The dawning horror on Jackson’s face is a reflection of how I’d felt at the time. How I still feel, if I’m being honest. The slow descent into grief—denial, anger, and finally acceptance. “He ghosted me. And even then I was stupid enough to hold on to hope. All the way up until the day I went to Yale to find that he wasn’t there. He’d switched to another university.”

“Fuck. And you didn’t hear from him again?” Jackson asks, his eyes intent on mine.

“No,” I say softly. “I saw him at a few social events years later, but we never spoke. If he saw me, he’d turn and walk the other way. We didn’t speak again until the day the Buckinghams bought out Lawson and Smith and he was announced as the new partner.”

“I remember that,” Jackson murmurs. “That was meant to be your job, right?”

“Yep,” I lift my face to the sky. “And you know the worst part? That day, his first day at the firm, he walked right up and hugged me. Fucking hugged me. Like nothing had happened. Like he hadn’t landed me in jail and then fucked off for the next decade and then some.”

Like he hadn’t torn me apart. Like I hadn’t had to sew myself back together for years after that.

Jackson gives a low whistle before slowly shaking his head. “All right, bro. The entire situation is fucked up. But there’s still something I don’t get.”

“What?”

“Why’d he ghost you?” He taps his fingers against his chin. “Why didn’t he take your call that night? Why send you there in the first place?”

I heave a sigh. “Believe me, I’ve asked myself those questions enough to drive even the sanest man to the brink.”

“From everything you’ve told me, it doesn’t sound like he would have done any of that,” Jackson persists. “Are you sure that’s the whole story?”

“It’s not.”

Both of our heads whip around at the sound of Matthias’s grim voice. He steps out of the shadows, and I groan inwardly. Just how long has he been hiding there, listening to me pour my heart out?

From the intensity of his stare, the thin set of his mouth, and his arms folded over his chest, I’m going to assume he heard everything.

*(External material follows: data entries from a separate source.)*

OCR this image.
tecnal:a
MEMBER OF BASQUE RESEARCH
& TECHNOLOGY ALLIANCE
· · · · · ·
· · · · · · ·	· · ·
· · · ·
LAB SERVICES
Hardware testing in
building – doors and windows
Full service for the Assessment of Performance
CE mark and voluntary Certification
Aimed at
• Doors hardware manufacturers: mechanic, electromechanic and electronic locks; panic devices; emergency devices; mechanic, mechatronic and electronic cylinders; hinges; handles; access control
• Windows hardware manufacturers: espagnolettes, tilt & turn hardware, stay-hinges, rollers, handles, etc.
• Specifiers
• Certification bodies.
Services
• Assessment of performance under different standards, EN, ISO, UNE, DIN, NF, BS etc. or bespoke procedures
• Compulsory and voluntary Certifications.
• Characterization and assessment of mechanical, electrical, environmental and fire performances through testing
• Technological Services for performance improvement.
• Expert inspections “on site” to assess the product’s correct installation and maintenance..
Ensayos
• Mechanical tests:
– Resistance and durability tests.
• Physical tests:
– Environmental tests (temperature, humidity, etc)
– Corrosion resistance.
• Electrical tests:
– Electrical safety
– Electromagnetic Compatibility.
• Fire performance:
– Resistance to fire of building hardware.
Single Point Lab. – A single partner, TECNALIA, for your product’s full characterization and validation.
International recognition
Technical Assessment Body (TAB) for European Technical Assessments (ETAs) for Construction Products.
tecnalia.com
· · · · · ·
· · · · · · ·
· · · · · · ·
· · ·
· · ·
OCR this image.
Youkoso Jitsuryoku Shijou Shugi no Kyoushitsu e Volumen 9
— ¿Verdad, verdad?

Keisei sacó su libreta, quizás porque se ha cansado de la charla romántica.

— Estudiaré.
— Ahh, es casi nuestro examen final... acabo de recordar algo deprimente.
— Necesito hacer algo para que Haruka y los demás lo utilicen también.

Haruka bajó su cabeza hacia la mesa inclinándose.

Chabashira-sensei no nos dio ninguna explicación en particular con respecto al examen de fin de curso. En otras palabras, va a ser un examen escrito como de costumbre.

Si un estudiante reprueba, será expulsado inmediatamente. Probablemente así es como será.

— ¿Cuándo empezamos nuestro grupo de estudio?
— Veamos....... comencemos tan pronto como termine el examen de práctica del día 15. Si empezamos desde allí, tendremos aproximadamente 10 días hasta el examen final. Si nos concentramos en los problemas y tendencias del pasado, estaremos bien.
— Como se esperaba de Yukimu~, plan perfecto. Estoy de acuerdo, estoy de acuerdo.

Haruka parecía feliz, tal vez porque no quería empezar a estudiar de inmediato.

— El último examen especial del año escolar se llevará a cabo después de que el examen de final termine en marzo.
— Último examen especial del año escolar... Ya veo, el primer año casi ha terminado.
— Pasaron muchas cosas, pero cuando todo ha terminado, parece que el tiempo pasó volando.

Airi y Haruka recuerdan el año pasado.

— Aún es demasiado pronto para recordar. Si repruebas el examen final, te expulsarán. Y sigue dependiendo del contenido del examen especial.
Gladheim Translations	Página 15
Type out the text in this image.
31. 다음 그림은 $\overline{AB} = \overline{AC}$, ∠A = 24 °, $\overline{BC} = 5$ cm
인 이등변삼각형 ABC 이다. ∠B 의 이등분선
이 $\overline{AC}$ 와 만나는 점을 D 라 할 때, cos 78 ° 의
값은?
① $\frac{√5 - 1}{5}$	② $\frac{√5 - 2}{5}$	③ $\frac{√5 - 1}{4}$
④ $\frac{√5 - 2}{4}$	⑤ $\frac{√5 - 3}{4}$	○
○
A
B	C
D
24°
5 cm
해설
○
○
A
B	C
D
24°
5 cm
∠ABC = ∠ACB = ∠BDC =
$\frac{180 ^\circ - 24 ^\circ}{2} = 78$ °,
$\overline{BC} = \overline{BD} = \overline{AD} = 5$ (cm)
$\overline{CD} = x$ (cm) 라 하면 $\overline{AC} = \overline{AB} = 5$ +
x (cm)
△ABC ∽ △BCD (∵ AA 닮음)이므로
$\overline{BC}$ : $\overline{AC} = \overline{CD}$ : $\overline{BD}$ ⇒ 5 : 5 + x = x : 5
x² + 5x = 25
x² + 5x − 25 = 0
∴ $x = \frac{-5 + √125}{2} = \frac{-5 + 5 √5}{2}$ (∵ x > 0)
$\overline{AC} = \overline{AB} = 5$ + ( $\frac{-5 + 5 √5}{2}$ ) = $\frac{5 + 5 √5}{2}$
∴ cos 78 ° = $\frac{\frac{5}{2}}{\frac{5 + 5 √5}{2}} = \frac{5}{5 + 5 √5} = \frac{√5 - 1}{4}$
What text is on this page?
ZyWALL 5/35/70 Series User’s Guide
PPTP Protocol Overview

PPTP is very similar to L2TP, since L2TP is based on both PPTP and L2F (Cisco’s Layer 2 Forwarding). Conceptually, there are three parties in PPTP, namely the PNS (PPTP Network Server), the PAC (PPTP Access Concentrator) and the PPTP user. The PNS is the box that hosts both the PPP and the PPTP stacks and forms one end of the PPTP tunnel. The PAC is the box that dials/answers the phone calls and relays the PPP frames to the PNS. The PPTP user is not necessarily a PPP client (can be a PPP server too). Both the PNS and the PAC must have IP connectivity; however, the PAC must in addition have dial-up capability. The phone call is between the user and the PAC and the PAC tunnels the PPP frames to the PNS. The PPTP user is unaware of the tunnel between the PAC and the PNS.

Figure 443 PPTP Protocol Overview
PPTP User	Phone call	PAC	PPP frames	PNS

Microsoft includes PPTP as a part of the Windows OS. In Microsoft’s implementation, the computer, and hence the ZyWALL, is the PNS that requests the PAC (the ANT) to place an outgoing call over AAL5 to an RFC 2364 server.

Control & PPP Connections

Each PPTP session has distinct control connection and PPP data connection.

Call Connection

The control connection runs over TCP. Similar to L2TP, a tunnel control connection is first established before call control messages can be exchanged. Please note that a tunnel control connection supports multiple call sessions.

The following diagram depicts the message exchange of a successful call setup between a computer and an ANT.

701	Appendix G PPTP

“Hey, there!” Jackson says, waving his hand.

But his greeting goes unanswered as I stare at my husband—the man who I’ve loved as long as I can remember.

Jackson slaps his hands on his thighs abruptly and stands. “Right, I think that’s my cue. Later guys.”

With that, he walks off, leaving Matthias and me alone. Any other time, I’d be pleased with the speed and ease at which he’s moving with his new prosthetic, if it weren’t for the fact he’s abandoning me.

Matthias slides into the space Jackson left open, so close to me, our legs touching. Everything inside of me leans toward him.

“You ready to talk about this now?”

I exhale shakily and fist my hands on my thighs. “What if it ruins everything?”

“Wy…” His hand slides over mine, his thumb caressing my skin. “Everything’s already ruined. I think it’s time one of us admits it.”

I blink, my vision traitorously blurry. “Fuck you. This is all your fault.”

His thumb stops its movement. “How so?”

I don’t look at him as I confess, leaving it between us and the stars. “Because you made me fall in love with you. It’d be so much easier if I could hate you. This wouldn’t matter then.”

His voice breaks. “You love me?”

Exhaustion weighs heavily on me as I twist to face him. “Yeah. I do. I don’t know when it happened, or if it’s always been there. But I’m so fucking tired of hiding it. I’m weary of having to try and pretend. Aren’t you?”

His throat clicks as he swallows. “You have no idea.”

The tension between us pulls tight as we sit on the fragile ledge of the future. Whatever happens next will send us over the edge. To happiness or heartbreak.

It’s time to find out which.

“Okay,” I say finally. “I’m ready. It can’t be as bad as the version I’ve lived with all these years.”

Matthias laughs bitterly. “Oh, Wy. My love. It’s so much worse.”